Miklos Szeredi Feb. 8, 2021, 8:25 a.m. UTC | #10
On Mon, Feb 8, 2021 at 3:00 AM Dave Chinner <david@fromorbit.com> wrote:
>
> On Wed, Feb 03, 2021 at 04:03:06PM +0100, Miklos Szeredi wrote:
> > On Wed, Feb 3, 2021 at 3:56 PM Matthew Wilcox <willy@infradead.org> wrote:
> >
> > > But let's talk specifics.  What does CIFS need to contact the server for?
> > > Could it be cached earlier?
> >
> > I don't understand what CIFS is doing, and I don't really care.   This
> > is the sort of operation where adding a couple of network roundtrips
> > so that the client can obtain the credentials required to perform the
> > operation doesn't really matter.  We won't have thousands of chattr(1)
> > calls per second.
>
> Incorrect.

Okay, I was wrong.

Still, CIFS may very well be able to perform these operations without
a struct file.   But even if it can't, I'd still only add the file
pointer as an *optional hint* from the VFS, not as the primary object
as Matthew suggested.

I stand by my choice of /struct dentry/ as the object to pass to these
operations.

Thanks,
Miklos
Matthew Wilcox Feb. 8, 2021, 2:02 p.m.
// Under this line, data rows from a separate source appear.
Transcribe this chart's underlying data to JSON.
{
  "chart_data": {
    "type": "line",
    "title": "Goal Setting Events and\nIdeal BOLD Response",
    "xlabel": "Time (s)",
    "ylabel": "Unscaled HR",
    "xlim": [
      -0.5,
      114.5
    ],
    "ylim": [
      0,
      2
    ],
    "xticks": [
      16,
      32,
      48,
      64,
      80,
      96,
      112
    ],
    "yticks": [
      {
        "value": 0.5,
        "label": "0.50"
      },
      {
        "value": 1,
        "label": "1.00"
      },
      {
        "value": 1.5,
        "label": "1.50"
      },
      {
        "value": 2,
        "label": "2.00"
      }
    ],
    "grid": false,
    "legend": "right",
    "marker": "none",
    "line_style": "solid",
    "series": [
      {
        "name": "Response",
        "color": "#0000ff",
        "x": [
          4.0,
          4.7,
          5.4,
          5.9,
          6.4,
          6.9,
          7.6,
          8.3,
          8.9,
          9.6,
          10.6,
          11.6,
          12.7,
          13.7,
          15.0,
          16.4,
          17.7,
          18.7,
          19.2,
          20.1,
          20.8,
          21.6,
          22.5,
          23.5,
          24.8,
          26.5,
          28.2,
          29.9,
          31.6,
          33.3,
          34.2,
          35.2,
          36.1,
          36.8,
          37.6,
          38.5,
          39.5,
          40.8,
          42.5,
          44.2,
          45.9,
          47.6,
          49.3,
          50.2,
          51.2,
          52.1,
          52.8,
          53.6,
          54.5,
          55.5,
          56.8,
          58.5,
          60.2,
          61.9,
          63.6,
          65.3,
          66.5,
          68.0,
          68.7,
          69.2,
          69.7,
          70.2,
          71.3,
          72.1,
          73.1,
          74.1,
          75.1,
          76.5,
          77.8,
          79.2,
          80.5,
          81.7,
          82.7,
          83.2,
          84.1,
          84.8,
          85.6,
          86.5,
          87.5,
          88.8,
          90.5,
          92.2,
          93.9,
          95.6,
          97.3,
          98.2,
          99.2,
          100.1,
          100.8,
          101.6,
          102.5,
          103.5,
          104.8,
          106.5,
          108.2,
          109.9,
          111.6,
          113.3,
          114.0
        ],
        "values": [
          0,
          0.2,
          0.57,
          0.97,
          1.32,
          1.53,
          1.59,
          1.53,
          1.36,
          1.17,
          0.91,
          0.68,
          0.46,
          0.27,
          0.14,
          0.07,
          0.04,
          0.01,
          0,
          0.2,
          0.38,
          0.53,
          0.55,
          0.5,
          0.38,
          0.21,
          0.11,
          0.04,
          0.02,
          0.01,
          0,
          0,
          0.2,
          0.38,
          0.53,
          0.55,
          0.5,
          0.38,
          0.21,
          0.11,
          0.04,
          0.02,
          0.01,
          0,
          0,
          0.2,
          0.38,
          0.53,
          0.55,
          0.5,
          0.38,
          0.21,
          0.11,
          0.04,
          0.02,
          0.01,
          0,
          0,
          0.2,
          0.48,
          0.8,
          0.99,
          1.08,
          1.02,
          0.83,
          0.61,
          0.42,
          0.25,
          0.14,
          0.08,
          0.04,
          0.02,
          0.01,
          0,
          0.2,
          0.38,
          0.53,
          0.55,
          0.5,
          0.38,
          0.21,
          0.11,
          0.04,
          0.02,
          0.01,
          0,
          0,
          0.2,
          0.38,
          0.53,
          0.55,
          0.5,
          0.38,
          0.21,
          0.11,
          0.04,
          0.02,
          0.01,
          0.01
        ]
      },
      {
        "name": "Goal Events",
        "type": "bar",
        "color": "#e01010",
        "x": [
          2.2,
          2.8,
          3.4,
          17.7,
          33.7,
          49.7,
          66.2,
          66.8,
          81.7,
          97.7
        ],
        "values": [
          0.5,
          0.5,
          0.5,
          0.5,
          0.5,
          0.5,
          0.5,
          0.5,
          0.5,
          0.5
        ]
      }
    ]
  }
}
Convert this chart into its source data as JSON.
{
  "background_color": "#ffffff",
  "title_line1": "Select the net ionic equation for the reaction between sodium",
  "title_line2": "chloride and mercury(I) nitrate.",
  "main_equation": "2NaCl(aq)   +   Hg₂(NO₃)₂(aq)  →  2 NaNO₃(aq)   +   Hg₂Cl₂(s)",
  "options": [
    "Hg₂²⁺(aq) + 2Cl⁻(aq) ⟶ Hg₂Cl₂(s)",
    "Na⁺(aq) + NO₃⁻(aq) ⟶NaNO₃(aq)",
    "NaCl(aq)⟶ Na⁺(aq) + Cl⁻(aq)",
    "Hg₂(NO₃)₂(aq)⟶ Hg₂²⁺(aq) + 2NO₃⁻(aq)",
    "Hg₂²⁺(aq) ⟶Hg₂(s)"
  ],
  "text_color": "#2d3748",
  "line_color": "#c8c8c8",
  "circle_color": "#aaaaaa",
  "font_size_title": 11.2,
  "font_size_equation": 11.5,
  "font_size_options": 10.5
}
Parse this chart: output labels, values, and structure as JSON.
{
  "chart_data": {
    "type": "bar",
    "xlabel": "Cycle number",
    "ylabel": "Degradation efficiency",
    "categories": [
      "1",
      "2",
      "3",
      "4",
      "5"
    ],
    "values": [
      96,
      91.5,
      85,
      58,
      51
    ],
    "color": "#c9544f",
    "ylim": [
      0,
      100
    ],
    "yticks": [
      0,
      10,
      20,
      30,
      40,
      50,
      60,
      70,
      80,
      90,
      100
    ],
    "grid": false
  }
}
UTC | #11
On Mon, Feb 08, 2021 at 09:25:22AM +0100, Miklos Szeredi wrote:
> On Mon, Feb 8, 2021 at 3:00 AM Dave Chinner <david@fromorbit.com> wrote:
> >
> > On Wed, Feb 03, 2021 at 04:03:06PM +0100, Miklos Szeredi wrote:
> > > On Wed, Feb 3, 2021 at 3:56 PM Matthew Wilcox <willy@infradead.org> wrote:
> > >
> > > > But let's talk specifics.  What does CIFS need to contact the server for?
> > > > Could it be cached earlier?
> > >
> > > I don't understand what CIFS is doing, and I don't really care.   This
> > > is the sort of operation where adding a couple of network roundtrips
> > > so that the client can obtain the credentials required to perform the
> > > operation doesn't really matter.  We won't have thousands of chattr(1)
> > > calls per second.
> >
> > Incorrect.
> 
> Okay, I was wrong.
> 
> Still, CIFS may very well be able to perform these operations without
> a struct file.   But even if it can't, I'd still only add the file
> pointer as an *optional hint* from the VFS, not as the primary object
> as Matthew suggested.
> 
> I stand by my choice of /struct dentry/ as the object to pass to these
> operations.

Why the dentry?  This is an inode operation.  Why doesn't it take an
inode as its primary object?
Miklos Szeredi Feb. 8, 2021, 2:52 p.m. UTC | #12
On Mon, Feb 8, 2021 at 3:02 PM Matthew Wilcox <willy@infradead.org> wrote:
>
> On Mon, Feb 08, 2021 at 09:25:22AM +0100, Miklos Szeredi wrote:
> > On Mon, Feb 8, 2021 at 3:00 AM Dave Chinner <david@fromorbit.com> wrote:
> > >
> > > On Wed, Feb 03, 2021 at 04:03:06PM +0100, Miklos Szeredi wrote:
> > > > On Wed, Feb 3, 2021 at 3:56 PM Matthew Wilcox <willy@infradead.org> wrote:
> > > >
> > > > > But let's talk specifics.  What does CIFS need to contact the server for?
> > > > > Could it be cached earlier?
> > > >
> > > > I don't understand what CIFS is doing, and I don't really care.   This
> > > > is the sort of operation where adding a couple of network roundtrips
> > > > so that the client can obtain the credentials required to perform the
> > > > operation doesn't really matter.  We won't have thousands of chattr(1)
> > > > calls per second.
> > >
> > > Incorrect.
> >
> > Okay, I was wrong.
> >
> > Still, CIFS may very well be able to perform these operations without
> > a struct file.   But even if it can't, I'd still only add the file
> > pointer as an *optional hint* from the VFS, not as the primary object
> > as Matthew suggested.
> >
> > I stand by my choice of /struct dentry/ as the object to pass to these
> > operations.
>
> Why the dentry?  This is an inode operation.  Why doesn't it take an
> inode as its primary object?

If we pass struct file to the op, then that limits callers to those
that have an open file.  E.g. it would be difficult to introduce a
path based userspace API for getting/changing these attributes.

Passing a dentry instead of an inode has no such problem, since the
dentry is always available, whether coming from an open file or a
path.  Some inode operations do pass a dentry instead of an inode
(readlink, getattr, setattr) and some filesystems take advantage of
this.

Thanks,
Miklos